28Somit hat die Antragsgegnerin sämtliche nach dem alten Recht vorzunehmende Verwarnungen vorgenommen, so dass der am 01.05.2014 geltende Punktestand von 15 in 6 Punkte umzurechnen war. Nach dem Erteilen dieser korrekten Verwarnungen ist dann durch die Eintragung der Tat vom 18.12.2013 der Punktestand auf 8 gestiegen, so dass zu diesem Zeitpunkt die Antragsgegnerin verpflichtet war, dem Antragsteller die Fahrerlaubnis zu entziehen, ohne nochmals nach Inkrafttreten des neuen Rechts die Verwarnungen zu wiederholen. Denn es ist nichts dafür ersichtlich, dass der Gesetzgeber mit der Einführung des neuen Fahrerlaubnisregisters die Absicht verfolgt hat, dass die Fahrerlaubnisbehörden in jedem Fall die bereits erteilten Verwarnungen nach dem alten Recht unter Bezugnahme auf die neuen Vorschriften wiederholen.
29Insofern ist der vorliegende Fall von dem Sachverhalt zu unterscheiden, den das Verwaltungsgericht Gelsenkirchen mit Beschluss vom 28.10.2014 (7 L 1506/14 – juris) zu entscheiden hatte. Denn – soweit ersichtlich – hatte sich bei dem dortigen Antragsteller der Stand von 8 Punkten ergeben, bevor ihm überhaupt irgendeine Verwarnung – sei es nach dem alten oder dem neuen Recht – zugegangen war.
30Die Verpflichtung zur Führerscheinabgabe ergab sich aus § 3 Abs. 2 Satz 3 StVG n. F.. Ein Ermessen wird der Behörde insoweit nicht eingeräumt.
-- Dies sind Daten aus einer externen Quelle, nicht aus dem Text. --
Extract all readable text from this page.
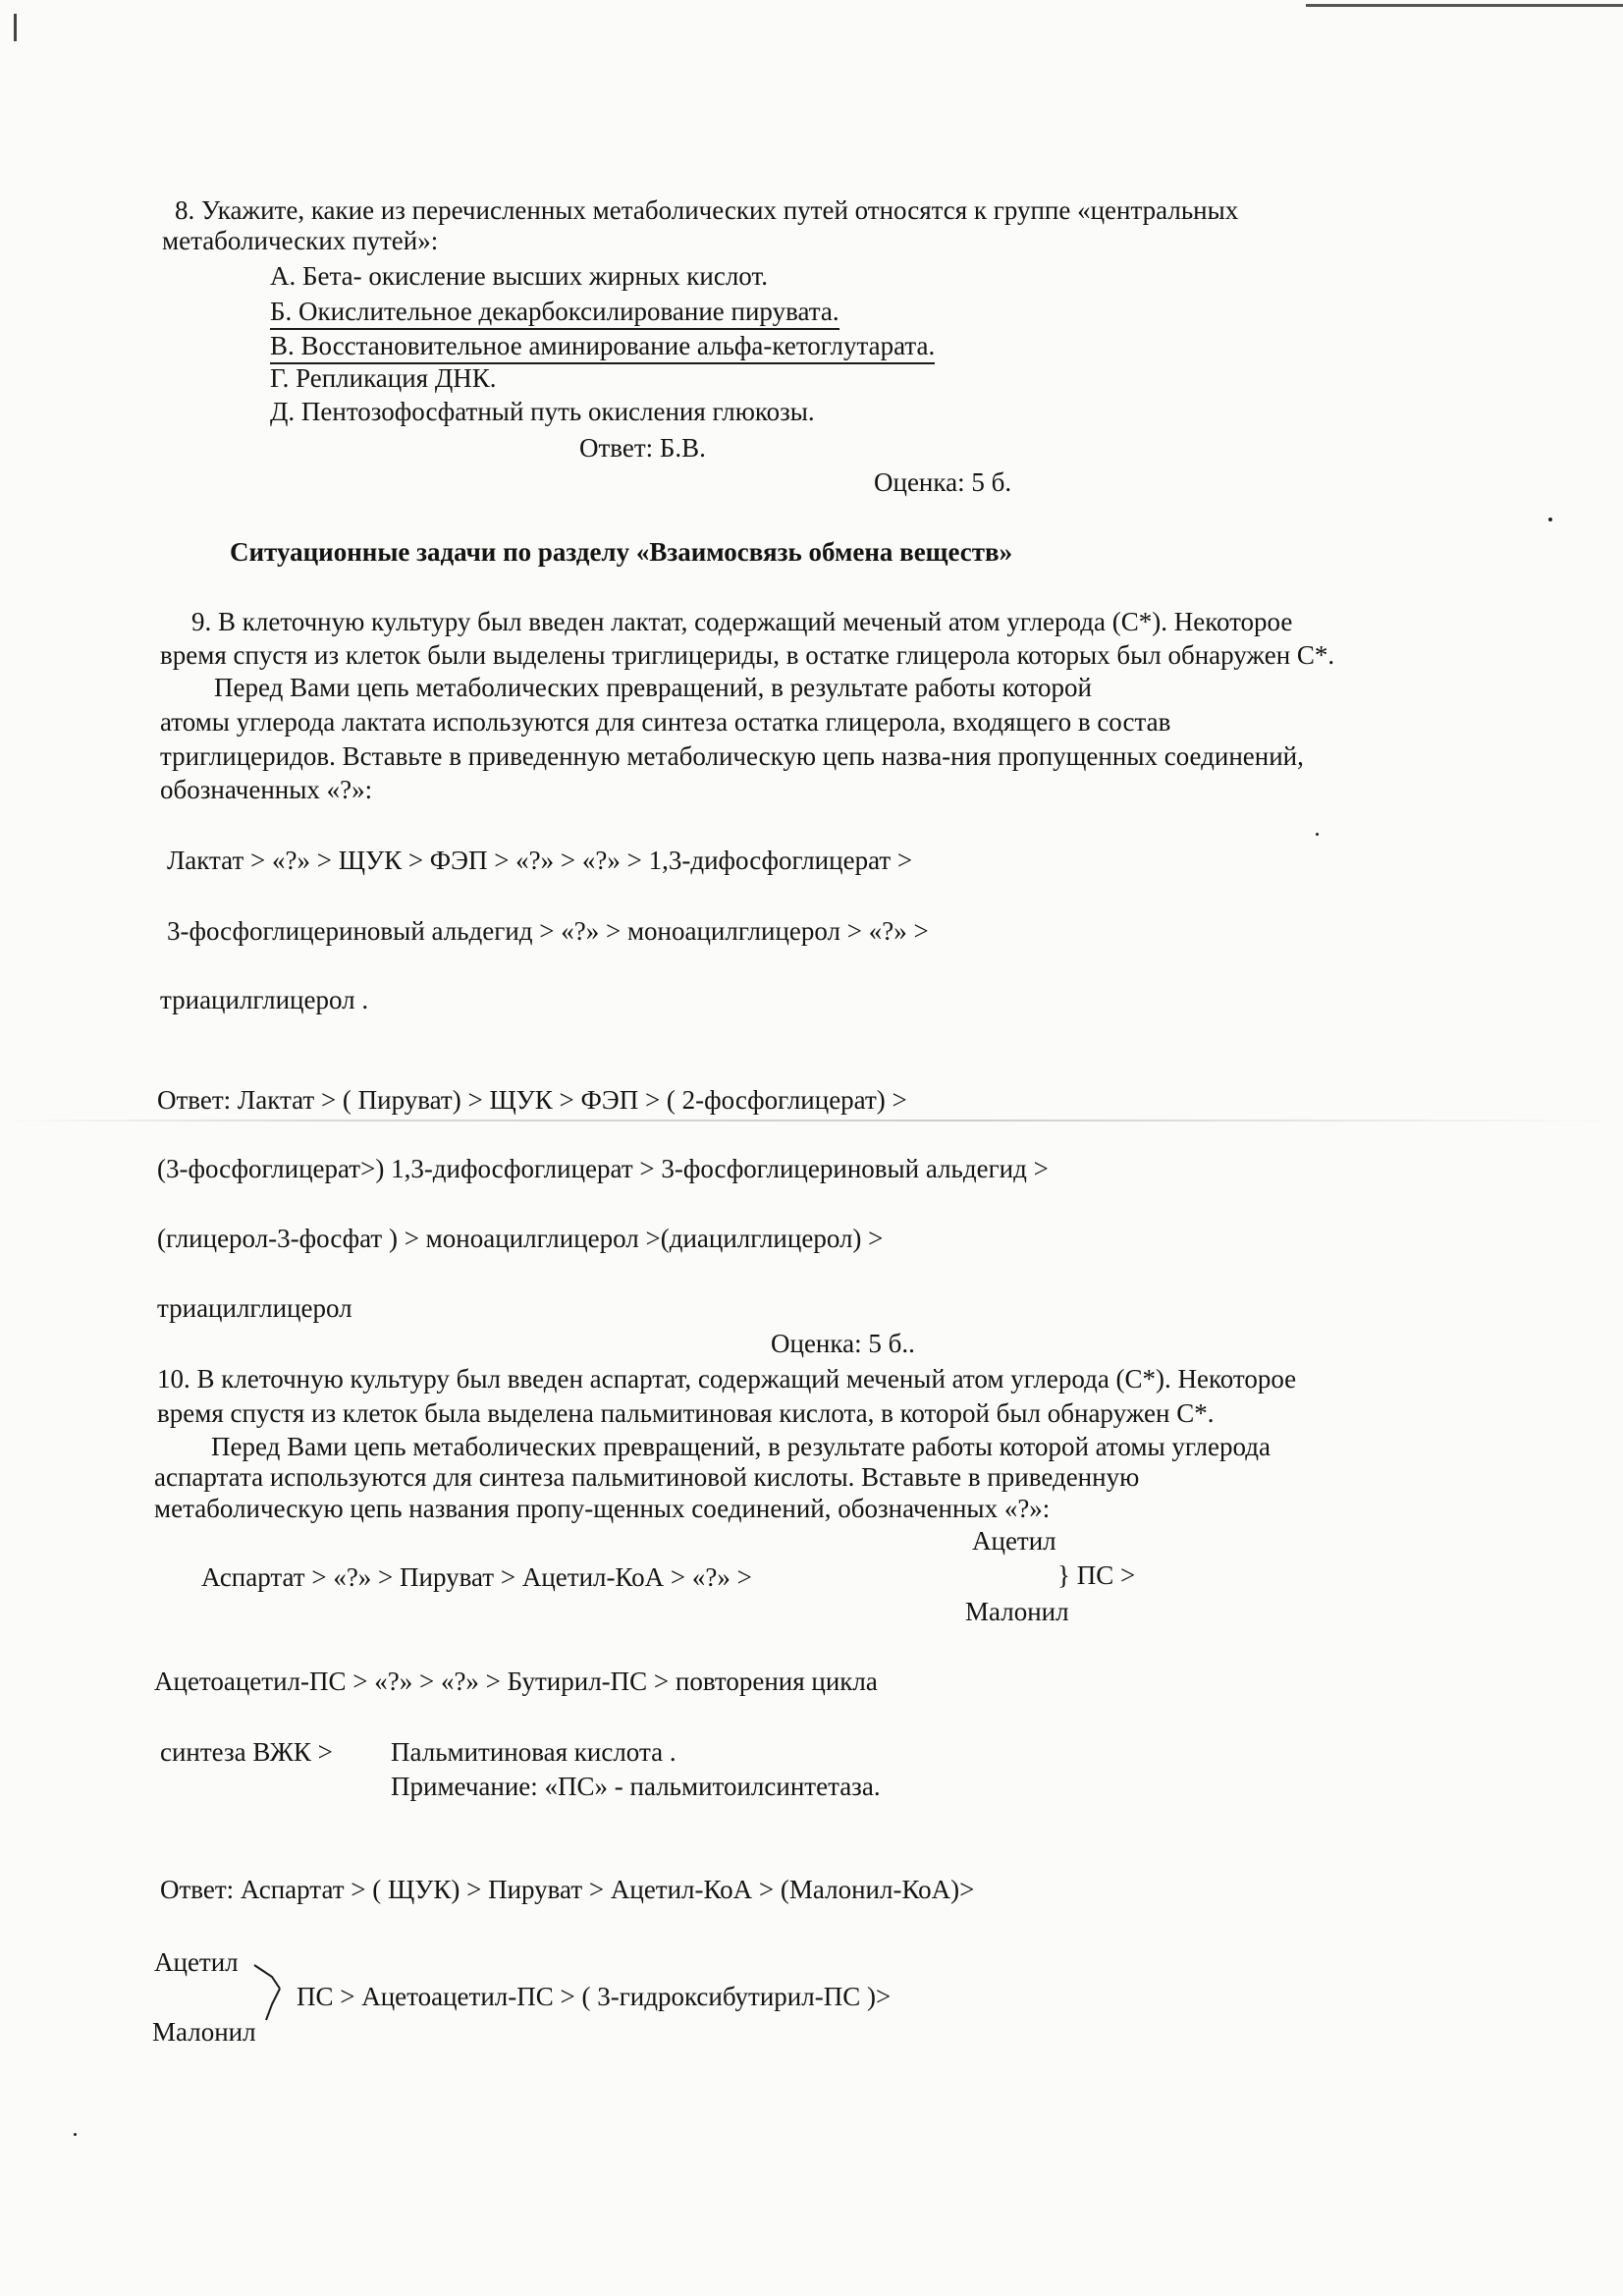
8. Укажите, какие из перечисленных метаболических путей относятся к группе «центральных
метаболических путей»:
А. Бета- окисление высших жирных кислот.
Б. Окислительное декарбоксилирование пирувата.
В. Восстановительное аминирование альфа-кетоглутарата.
Г. Репликация ДНК.
Д. Пентозофосфатный путь окисления глюкозы.
Ответ: Б.В.
Оценка: 5 б.
Ситуационные задачи по разделу «Взаимосвязь обмена веществ»
9. В клеточную культуру был введен лактат, содержащий меченый атом углерода (С*). Некоторое
время спустя из клеток были выделены триглицериды, в остатке глицерола которых был обнаружен С*.
Перед Вами цепь метаболических превращений, в результате работы которой
атомы углерода лактата используются для синтеза остатка глицерола, входящего в состав
триглицеридов. Вставьте в приведенную метаболическую цепь назва-ния пропущенных соединений,
обозначенных «?»:
Лактат > «?» > ЩУК > ФЭП > «?» > «?» > 1,3-дифосфоглицерат >
3-фосфоглицериновый альдегид > «?» > моноацилглицерол > «?» >
триацилглицерол .
Ответ: Лактат > ( Пируват) > ЩУК > ФЭП > ( 2-фосфоглицерат) >
(3-фосфоглицерат>) 1,3-дифосфоглицерат > 3-фосфоглицериновый альдегид >
(глицерол-3-фосфат ) > моноацилглицерол >(диацилглицерол) >
триацилглицерол
Оценка: 5 б..
10. В клеточную культуру был введен аспартат, содержащий меченый атом углерода (С*). Некоторое
время спустя из клеток была выделена пальмитиновая кислота, в которой был обнаружен С*.
Перед Вами цепь метаболических превращений, в результате работы которой атомы углерода
аспартата используются для синтеза пальмитиновой кислоты. Вставьте в приведенную
метаболическую цепь названия пропу-щенных соединений, обозначенных «?»:
Ацетил
Аспартат > «?» > Пируват > Ацетил-КоА > «?» >	} ПС >
Малонил
Ацетоацетил-ПС > «?» > «?» > Бутирил-ПС > повторения цикла
синтеза ВЖК > Пальмитиновая кислота .
Примечание: «ПС» - пальмитоилсинтетаза.
Ответ: Аспартат > ( ЩУК) > Пируват > Ацетил-КоА > (Малонил-КоА)>
Ацетил
ПС > Ацетоацетил-ПС > ( 3-гидроксибутирил-ПС )>
Малонил
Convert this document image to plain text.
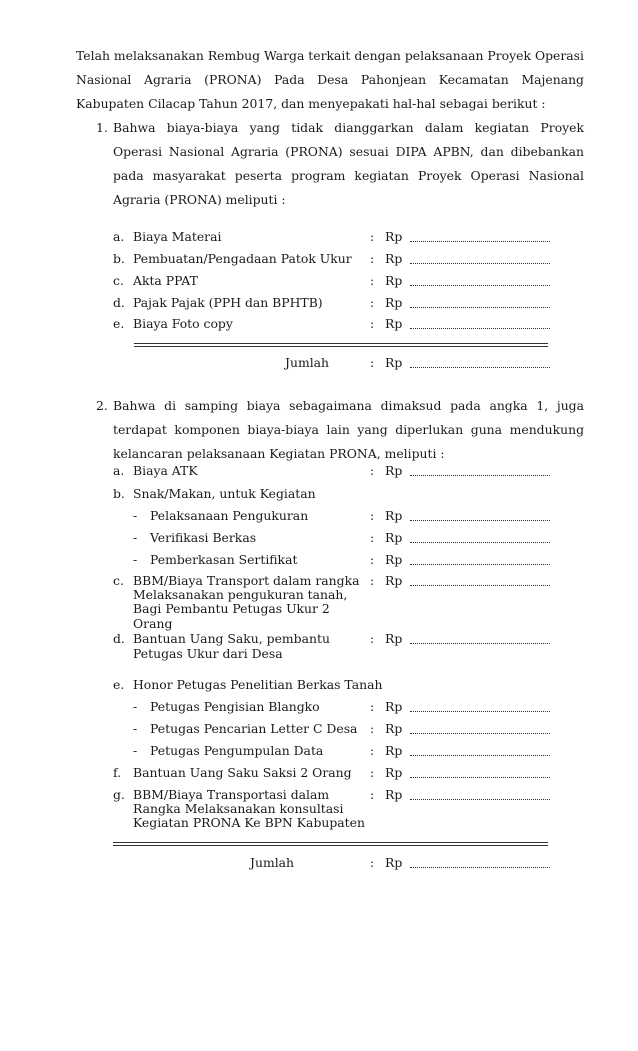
Telah melaksanakan Rembug Warga terkait dengan pelaksanaan Proyek Operasi Nasional Agraria (PRONA) Pada Desa Pahonjean Kecamatan Majenang Kabupaten Cilacap Tahun 2017, dan menyepakati hal-hal sebagai berikut :
1. Bahwa biaya-biaya yang tidak dianggarkan dalam kegiatan Proyek Operasi Nasional Agraria (PRONA) sesuai DIPA APBN, dan dibebankan pada masyarakat peserta program kegiatan Proyek Operasi Nasional Agraria (PRONA) meliputi :
a. Biaya Materai	: Rp
b. Pembuatan/Pengadaan Patok Ukur	: Rp
c. Akta PPAT	: Rp
d. Pajak Pajak (PPH dan BPHTB)	: Rp
e. Biaya Foto copy	: Rp
Jumlah	: Rp
2. Bahwa di samping biaya sebagaimana dimaksud pada angka 1, juga terdapat komponen biaya-biaya lain yang diperlukan guna mendukung kelancaran pelaksanaan Kegiatan PRONA, meliputi :
a. Biaya ATK	: Rp
b. Snak/Makan, untuk Kegiatan
- Pelaksanaan Pengukuran	: Rp
- Verifikasi Berkas	: Rp
- Pemberkasan Sertifikat	: Rp
c. BBM/Biaya Transport dalam rangka
Melaksanakan pengukuran tanah,
Bagi Pembantu Petugas Ukur 2 Orang
: Rp
d. Bantuan Uang Saku, pembantu
Petugas Ukur dari Desa
: Rp
e. Honor Petugas Penelitian Berkas Tanah
- Petugas Pengisian Blangko	: Rp
- Petugas Pencarian Letter C Desa	: Rp
- Petugas Pengumpulan Data	: Rp
f. Bantuan Uang Saku Saksi 2 Orang	: Rp
g. BBM/Biaya Transportasi dalam
Rangka Melaksanakan konsultasi
Kegiatan PRONA Ke BPN Kabupaten
: Rp
Jumlah	: Rp
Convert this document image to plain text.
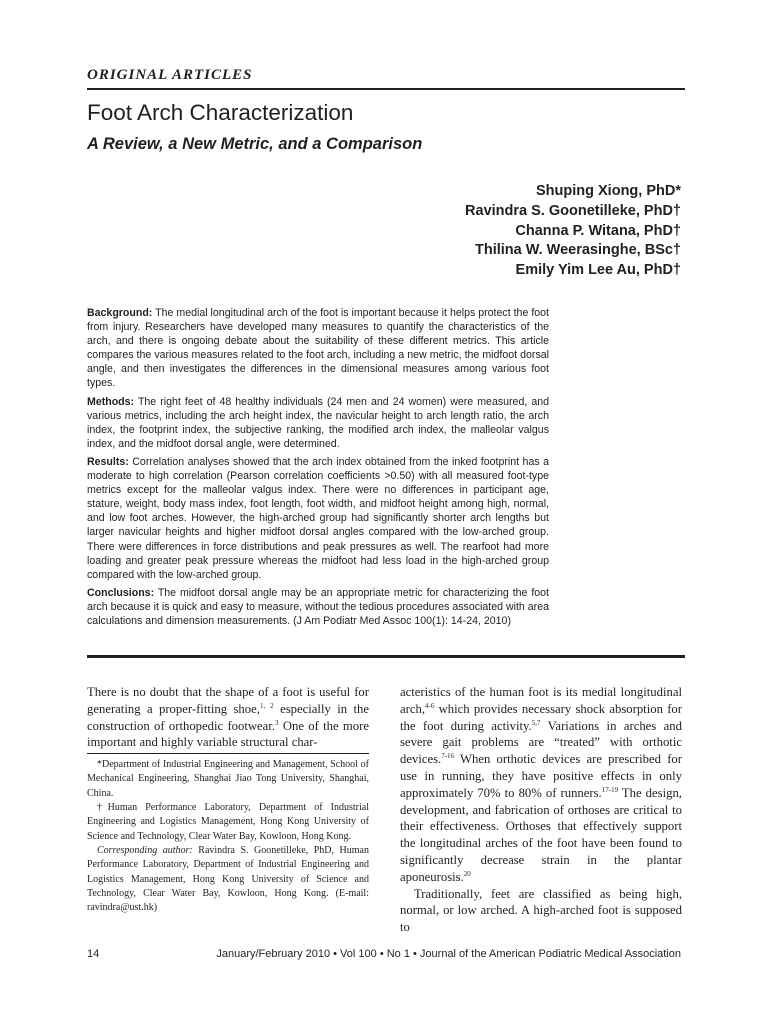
ORIGINAL ARTICLES
Foot Arch Characterization
A Review, a New Metric, and a Comparison
Shuping Xiong, PhD*
Ravindra S. Goonetilleke, PhD†
Channa P. Witana, PhD†
Thilina W. Weerasinghe, BSc†
Emily Yim Lee Au, PhD†

Background: The medial longitudinal arch of the foot is important because it helps protect the foot from injury. Researchers have developed many measures to quantify the characteristics of the arch, and there is ongoing debate about the suitability of these different metrics. This article compares the various measures related to the foot arch, including a new metric, the midfoot dorsal angle, and then investigates the differences in the dimensional measures among various foot types.

Methods: The right feet of 48 healthy individuals (24 men and 24 women) were measured, and various metrics, including the arch height index, the navicular height to arch length ratio, the arch index, the footprint index, the subjective ranking, the modified arch index, the malleolar valgus index, and the midfoot dorsal angle, were determined.

Results: Correlation analyses showed that the arch index obtained from the inked footprint has a moderate to high correlation (Pearson correlation coefficients >0.50) with all measured foot-type metrics except for the malleolar valgus index. There were no differences in participant age, stature, weight, body mass index, foot length, foot width, and midfoot height among high, normal, and low foot arches. However, the high-arched group had significantly shorter arch lengths but larger navicular heights and higher midfoot dorsal angles compared with the low-arched group. There were differences in force distributions and peak pressures as well. The rearfoot had more loading and greater peak pressure whereas the midfoot had less load in the high-arched group compared with the low-arched group.

Conclusions: The midfoot dorsal angle may be an appropriate metric for characterizing the foot arch because it is quick and easy to measure, without the tedious procedures associated with area calculations and dimension measurements. (J Am Podiatr Med Assoc 100(1): 14-24, 2010)

There is no doubt that the shape of a foot is useful for generating a proper-fitting shoe,$^{1, 2}$ especially in the construction of orthopedic footwear.$^3$ One of the more important and highly variable structural char-

*Department of Industrial Engineering and Management, School of Mechanical Engineering, Shanghai Jiao Tong University, Shanghai, China.

†Human Performance Laboratory, Department of Industrial Engineering and Logistics Management, Hong Kong University of Science and Technology, Clear Water Bay, Kowloon, Hong Kong.

Corresponding author: Ravindra S. Goonetilleke, PhD, Human Performance Laboratory, Department of Industrial Engineering and Logistics Management, Hong Kong University of Science and Technology, Clear Water Bay, Kowloon, Hong Kong. (E-mail: ravindra@ust.hk)

acteristics of the human foot is its medial longitudinal arch,$^{4-6}$ which provides necessary shock absorption for the foot during activity.$^{5,7}$ Variations in arches and severe gait problems are “treated” with orthotic devices.$^{7-16}$ When orthotic devices are prescribed for use in running, they have positive effects in only approximately 70% to 80% of runners.$^{17-19}$ The design, development, and fabrication of orthoses are critical to their effectiveness. Orthoses that effectively support the longitudinal arches of the foot have been found to significantly decrease strain in the plantar aponeurosis.$^{20}$

Traditionally, feet are classified as being high, normal, or low arched. A high-arched foot is supposed to

14	January/February 2010 • Vol 100 • No 1 • Journal of the American Podiatric Medical Association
Die mit der Fahrerlaubnisentziehung verbundene Zwangsmittelandrohung war gemäß §§ 57 Abs. 1 Nr. 2, 60, 63 des Verwaltungsvollstreckungsgesetzes – VwVG – rechtmäßig.
31Schließlich sind auch keine sonstigen Gründe ersichtlich, die trotz der offensichtlichen Rechtmäßigkeit der Verfügung vom 17.11.2014 für ein Überwiegen des Aufschubinteresses des Antragstellers sprechen. Vielmehr überwiegt das Interesse an größtmöglicher Sicherheit des Straßenverkehrs hier das Aufschubinteresse des Antragstellers auch deshalb, weil ungeachtet der rechtlichen Bewertung im Einzelnen die seit Jahren andauernden Verkehrsverstöße des Antragstellers für seine fehlende Eignung zum Führen von Kraftfahrzeugen sprechen. Dies gilt auch im Hinblick darauf, dass der Antragsteller in beruflicher Hinsicht auf den Führerschein angewiesen ist.
32Die Kostenentscheidung folgt aus § 154 Abs. 1 VwGO.
33Die Streitwertfestsetzung ist nach §§ 53 Abs. 3 Nr. 2, 52 Abs. 1 und Abs. 2 Gerichtskostengesetz (GKG) erfolgt. Sie berücksichtigt, dass nach gefestigter Rechtsprechung des zuständigen Senats des Oberverwaltungsgerichts für das Land Nordrhein-Westfalen in Hauptsachenverfahren für eine Fahrerlaubnisentziehung ein Streitwert von 5.000,00 Euro anzusetzen ist. Dieser Wert war für das einstweilige Rechtsschutzverfahren auf die Hälfte zu reduzieren.